Eu fecho os olhos. O pesadelo me assombra há muito tempo. Ele me assombra há muito tempo. E eu nunca contei a ninguém.

— Vou ficar com você o tempo que precisar — ela diz, e eu amo o jeito como ela simplesmente não insiste no assunto. Ela apenas me compreende, e isso é tudo o que eu preciso.

Nós ficamos em silêncio por um longo tempo. Eu fecho os olhos, e tento esquecer as cenas do pesadelo, mas eu já não consigo distinguir da minha memória o que foi sonho e o que foi real.
O som da respiração de Paula me acalma um pouco, mas ainda sinto calafrios. Ela faz um carinho suave no meu nariz e eu suspiro.

— Se eu te contar uma coisa, você me promete não me achar maluca? — ela pergunta, quebrando o silêncio. Eu estreito os olhos. — É que... antes de entrar, eu pedi muito para ter alguém aqui em quem eu pudesse confiar. Uma amiga de verdade. E eu acho que essa pessoa é você. — Seus olhos estão brilhando, e ela dá uma risadinha baixa. — Eu não acho, eu tenho certeza.

Eu pisco de incredulidade. Consigo ouvir as batidas de seu coração acelerarem em seu peito.

— Eu também — eu digo. — Eu sempre rezava pra encontrar alguém aqui que me entendesse. Só precisava de uma pessoa, sabe?

— Então era pra ser a gente, não era? A gente veio aqui uma pela outra.

Eu assinto, e compreendo a sensação de familiaridade que senti no primeiro dia em que a vi. Era isso. Nós tínhamos sido preparadas uma para a outra.

— Porra, Hari, você é minha melhor amiga, e eu só te conheço há duas semanas — ela diz. Seus olhos estão cheios de lágrimas, e eu sei que os meus também estão.

— Claro né, a única amiga que você tinha era uma porca — eu digo. Ela mostra a língua para mim.

— Como você é ridícula.

— Fala nada que eu sei que você me ama — eu digo, e sinto minhas bochechas corarem na hora. Me xingo mentalmente por isso, mas Paula só ri.

— Ridícula e convencida — ela diz.

Eu olho para o céu. As constelações brilham ao longe, e eu me lembro de uma história que minha mãe contava quando eu era pequena, sobre cada estrela ser um anjo para cada pessoa da Terra.
Mas alguns anjos não são estrelas. Existem anjos na Terra também.

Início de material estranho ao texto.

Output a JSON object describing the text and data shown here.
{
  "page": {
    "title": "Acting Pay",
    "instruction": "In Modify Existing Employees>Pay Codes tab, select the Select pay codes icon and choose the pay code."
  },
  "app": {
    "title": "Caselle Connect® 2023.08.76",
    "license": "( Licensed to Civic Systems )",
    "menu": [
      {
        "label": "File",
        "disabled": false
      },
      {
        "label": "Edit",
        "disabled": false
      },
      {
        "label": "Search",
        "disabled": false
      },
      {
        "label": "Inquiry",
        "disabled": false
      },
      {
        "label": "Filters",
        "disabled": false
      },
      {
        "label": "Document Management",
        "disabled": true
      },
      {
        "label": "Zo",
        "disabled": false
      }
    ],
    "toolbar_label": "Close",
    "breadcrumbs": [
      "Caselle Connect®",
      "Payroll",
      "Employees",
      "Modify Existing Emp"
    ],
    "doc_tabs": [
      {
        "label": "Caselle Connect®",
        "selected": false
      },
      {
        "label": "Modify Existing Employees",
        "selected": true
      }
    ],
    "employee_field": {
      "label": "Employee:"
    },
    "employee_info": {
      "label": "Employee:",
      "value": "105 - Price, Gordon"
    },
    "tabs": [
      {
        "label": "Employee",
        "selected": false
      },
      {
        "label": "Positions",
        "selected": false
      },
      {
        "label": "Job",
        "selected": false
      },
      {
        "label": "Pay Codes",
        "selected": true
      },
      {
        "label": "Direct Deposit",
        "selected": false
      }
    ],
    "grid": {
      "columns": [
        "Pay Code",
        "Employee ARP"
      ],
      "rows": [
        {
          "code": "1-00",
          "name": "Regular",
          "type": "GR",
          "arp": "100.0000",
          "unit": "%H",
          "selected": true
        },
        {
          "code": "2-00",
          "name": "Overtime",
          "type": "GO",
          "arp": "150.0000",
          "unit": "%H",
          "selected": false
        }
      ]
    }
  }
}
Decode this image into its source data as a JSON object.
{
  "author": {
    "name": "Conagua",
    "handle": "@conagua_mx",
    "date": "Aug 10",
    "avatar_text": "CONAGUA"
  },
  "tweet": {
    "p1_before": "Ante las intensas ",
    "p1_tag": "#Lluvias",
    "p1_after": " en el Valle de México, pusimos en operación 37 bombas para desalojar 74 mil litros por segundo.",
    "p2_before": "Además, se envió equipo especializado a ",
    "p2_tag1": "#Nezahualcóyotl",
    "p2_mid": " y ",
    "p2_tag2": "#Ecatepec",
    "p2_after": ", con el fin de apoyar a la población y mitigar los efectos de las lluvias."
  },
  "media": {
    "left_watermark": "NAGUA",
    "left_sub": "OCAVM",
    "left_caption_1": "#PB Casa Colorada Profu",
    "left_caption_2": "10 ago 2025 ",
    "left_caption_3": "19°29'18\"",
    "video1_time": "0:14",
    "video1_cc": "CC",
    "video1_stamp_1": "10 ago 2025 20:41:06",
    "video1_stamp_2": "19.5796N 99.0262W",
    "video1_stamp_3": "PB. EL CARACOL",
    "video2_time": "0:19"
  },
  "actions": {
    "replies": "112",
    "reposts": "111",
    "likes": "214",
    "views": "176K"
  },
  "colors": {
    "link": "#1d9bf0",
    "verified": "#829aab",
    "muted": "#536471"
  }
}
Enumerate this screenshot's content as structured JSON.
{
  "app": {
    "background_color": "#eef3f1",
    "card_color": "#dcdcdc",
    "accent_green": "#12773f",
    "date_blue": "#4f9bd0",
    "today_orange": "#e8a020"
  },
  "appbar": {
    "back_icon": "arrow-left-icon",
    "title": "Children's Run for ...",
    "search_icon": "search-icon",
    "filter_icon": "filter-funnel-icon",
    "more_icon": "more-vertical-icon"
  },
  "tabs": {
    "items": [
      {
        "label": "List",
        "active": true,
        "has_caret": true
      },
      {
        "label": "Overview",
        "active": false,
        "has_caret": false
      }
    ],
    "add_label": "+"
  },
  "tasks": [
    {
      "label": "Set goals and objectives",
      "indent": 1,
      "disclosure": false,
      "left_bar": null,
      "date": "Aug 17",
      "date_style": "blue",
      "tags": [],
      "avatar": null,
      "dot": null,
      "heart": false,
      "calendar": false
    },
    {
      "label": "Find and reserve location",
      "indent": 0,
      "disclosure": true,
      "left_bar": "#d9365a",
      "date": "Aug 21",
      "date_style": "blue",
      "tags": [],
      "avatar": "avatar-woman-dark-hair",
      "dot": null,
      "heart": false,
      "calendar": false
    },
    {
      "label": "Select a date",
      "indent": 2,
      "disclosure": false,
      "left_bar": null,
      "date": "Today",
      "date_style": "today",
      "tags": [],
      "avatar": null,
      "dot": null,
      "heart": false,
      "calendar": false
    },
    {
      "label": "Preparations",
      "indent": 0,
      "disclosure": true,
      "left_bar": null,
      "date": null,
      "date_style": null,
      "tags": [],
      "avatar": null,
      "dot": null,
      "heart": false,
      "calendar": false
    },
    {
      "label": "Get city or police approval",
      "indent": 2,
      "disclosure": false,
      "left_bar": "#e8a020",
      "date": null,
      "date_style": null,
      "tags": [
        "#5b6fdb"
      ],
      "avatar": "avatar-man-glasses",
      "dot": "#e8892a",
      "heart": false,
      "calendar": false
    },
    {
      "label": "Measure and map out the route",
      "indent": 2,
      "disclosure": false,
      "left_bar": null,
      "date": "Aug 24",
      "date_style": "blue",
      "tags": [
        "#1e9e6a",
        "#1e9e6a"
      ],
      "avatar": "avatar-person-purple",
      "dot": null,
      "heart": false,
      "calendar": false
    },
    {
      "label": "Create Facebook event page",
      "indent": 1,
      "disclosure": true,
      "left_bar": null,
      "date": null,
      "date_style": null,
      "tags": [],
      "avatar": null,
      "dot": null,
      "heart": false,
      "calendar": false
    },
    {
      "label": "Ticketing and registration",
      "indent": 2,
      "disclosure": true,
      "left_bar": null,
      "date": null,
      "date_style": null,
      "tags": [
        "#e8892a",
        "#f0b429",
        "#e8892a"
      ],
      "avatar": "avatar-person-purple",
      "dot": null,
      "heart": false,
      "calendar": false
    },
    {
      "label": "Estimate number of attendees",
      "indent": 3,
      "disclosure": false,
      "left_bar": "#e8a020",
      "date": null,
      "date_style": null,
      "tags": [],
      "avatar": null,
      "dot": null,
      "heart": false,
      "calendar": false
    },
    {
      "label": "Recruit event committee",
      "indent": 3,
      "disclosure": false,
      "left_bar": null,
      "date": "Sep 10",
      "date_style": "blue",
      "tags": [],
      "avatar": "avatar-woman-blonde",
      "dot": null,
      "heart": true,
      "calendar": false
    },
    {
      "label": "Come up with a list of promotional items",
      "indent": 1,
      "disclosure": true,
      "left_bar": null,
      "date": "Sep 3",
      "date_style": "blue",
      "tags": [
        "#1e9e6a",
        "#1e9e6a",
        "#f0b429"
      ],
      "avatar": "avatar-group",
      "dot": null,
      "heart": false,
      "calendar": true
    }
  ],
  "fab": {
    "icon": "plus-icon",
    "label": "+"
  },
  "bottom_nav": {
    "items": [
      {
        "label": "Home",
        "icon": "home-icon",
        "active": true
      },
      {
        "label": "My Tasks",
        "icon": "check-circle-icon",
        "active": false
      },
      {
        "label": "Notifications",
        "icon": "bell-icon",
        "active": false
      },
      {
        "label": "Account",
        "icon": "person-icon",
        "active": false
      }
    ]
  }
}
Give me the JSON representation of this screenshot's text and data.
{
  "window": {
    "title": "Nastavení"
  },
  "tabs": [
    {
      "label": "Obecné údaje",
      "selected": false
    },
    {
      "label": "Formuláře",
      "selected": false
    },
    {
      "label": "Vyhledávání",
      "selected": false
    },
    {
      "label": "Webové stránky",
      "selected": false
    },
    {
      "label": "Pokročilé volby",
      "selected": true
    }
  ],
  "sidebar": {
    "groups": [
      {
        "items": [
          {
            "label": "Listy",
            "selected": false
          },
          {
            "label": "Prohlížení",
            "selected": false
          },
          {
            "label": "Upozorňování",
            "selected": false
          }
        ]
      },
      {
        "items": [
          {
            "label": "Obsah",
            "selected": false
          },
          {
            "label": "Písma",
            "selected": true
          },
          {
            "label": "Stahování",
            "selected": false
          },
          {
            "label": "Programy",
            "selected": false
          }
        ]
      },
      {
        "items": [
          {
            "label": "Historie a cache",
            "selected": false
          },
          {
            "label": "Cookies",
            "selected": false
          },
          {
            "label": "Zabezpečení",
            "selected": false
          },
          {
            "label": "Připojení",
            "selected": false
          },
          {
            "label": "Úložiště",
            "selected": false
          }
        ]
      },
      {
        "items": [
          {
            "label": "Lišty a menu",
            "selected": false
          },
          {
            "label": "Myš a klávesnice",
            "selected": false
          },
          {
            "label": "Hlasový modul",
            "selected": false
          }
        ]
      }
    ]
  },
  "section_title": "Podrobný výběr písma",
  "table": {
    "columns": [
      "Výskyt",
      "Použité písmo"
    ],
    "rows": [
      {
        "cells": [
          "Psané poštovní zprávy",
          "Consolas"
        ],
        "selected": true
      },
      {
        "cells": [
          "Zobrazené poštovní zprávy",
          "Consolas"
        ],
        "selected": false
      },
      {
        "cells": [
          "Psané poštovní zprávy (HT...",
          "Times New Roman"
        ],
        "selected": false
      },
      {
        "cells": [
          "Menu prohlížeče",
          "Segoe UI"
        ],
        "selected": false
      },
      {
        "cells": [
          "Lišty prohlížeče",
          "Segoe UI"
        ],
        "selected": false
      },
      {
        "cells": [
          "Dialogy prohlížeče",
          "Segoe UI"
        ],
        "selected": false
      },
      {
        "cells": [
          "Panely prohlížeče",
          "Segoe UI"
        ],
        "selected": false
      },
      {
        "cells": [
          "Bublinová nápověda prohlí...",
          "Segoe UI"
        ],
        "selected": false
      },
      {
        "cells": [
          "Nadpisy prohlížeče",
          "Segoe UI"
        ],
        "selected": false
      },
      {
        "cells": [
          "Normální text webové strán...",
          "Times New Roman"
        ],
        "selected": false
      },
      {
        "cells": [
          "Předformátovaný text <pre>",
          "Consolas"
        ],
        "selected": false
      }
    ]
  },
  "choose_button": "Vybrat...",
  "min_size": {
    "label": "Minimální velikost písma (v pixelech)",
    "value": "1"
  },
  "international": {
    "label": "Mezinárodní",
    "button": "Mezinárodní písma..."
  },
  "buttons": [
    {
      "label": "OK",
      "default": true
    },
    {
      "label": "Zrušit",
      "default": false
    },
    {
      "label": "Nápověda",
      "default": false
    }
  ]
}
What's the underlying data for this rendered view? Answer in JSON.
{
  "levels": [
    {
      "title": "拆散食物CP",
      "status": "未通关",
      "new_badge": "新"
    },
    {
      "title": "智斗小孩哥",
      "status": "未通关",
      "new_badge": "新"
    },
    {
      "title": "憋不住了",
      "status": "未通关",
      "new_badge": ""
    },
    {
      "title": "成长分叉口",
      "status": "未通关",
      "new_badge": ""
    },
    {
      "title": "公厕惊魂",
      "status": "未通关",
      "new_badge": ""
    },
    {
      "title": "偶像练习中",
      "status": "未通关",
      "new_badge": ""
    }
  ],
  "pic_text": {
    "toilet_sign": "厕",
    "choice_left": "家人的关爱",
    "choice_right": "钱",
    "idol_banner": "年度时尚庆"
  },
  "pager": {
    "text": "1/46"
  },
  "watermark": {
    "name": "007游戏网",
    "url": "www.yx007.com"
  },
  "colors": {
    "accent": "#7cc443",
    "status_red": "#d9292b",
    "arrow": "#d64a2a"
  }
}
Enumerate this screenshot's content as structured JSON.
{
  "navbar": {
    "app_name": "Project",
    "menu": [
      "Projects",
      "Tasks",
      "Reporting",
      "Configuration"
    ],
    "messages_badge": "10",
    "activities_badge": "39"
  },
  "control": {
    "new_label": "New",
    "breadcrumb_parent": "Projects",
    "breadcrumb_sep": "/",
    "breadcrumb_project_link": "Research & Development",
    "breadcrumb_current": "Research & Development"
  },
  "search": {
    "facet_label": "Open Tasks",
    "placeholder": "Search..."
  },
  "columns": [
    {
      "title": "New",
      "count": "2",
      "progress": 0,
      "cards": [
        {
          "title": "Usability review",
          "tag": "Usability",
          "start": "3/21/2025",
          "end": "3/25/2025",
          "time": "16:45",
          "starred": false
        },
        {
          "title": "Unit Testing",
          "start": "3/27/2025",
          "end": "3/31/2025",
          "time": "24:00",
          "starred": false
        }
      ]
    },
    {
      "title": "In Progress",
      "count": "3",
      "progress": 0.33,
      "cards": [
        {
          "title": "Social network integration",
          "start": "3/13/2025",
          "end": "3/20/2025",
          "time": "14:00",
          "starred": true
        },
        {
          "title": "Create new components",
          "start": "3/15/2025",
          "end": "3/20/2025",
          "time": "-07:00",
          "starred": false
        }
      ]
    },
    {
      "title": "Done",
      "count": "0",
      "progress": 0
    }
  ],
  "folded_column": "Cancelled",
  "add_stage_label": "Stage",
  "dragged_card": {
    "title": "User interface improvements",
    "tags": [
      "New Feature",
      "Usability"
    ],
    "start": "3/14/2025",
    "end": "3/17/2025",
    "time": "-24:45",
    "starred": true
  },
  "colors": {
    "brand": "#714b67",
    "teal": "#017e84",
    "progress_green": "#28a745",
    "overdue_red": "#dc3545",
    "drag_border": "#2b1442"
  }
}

A gente fica assim por muito tempo, abraçadas na grama piniquenta do jardim do BBB, fitando o céu iluminado pelas luzes noturnas. Cada uma presa no seu mundinho, com seus próprios pensamentos. Mas isso não importa, porque estamos juntas, e vamos ficar juntas até o final.

Eu consigo dormir no ombro de Paula, e dessa vez sem pesadelos. Sem ele invadindo meu sono. Esse problema é um problema que eu só vou resolver quando for embora daqui.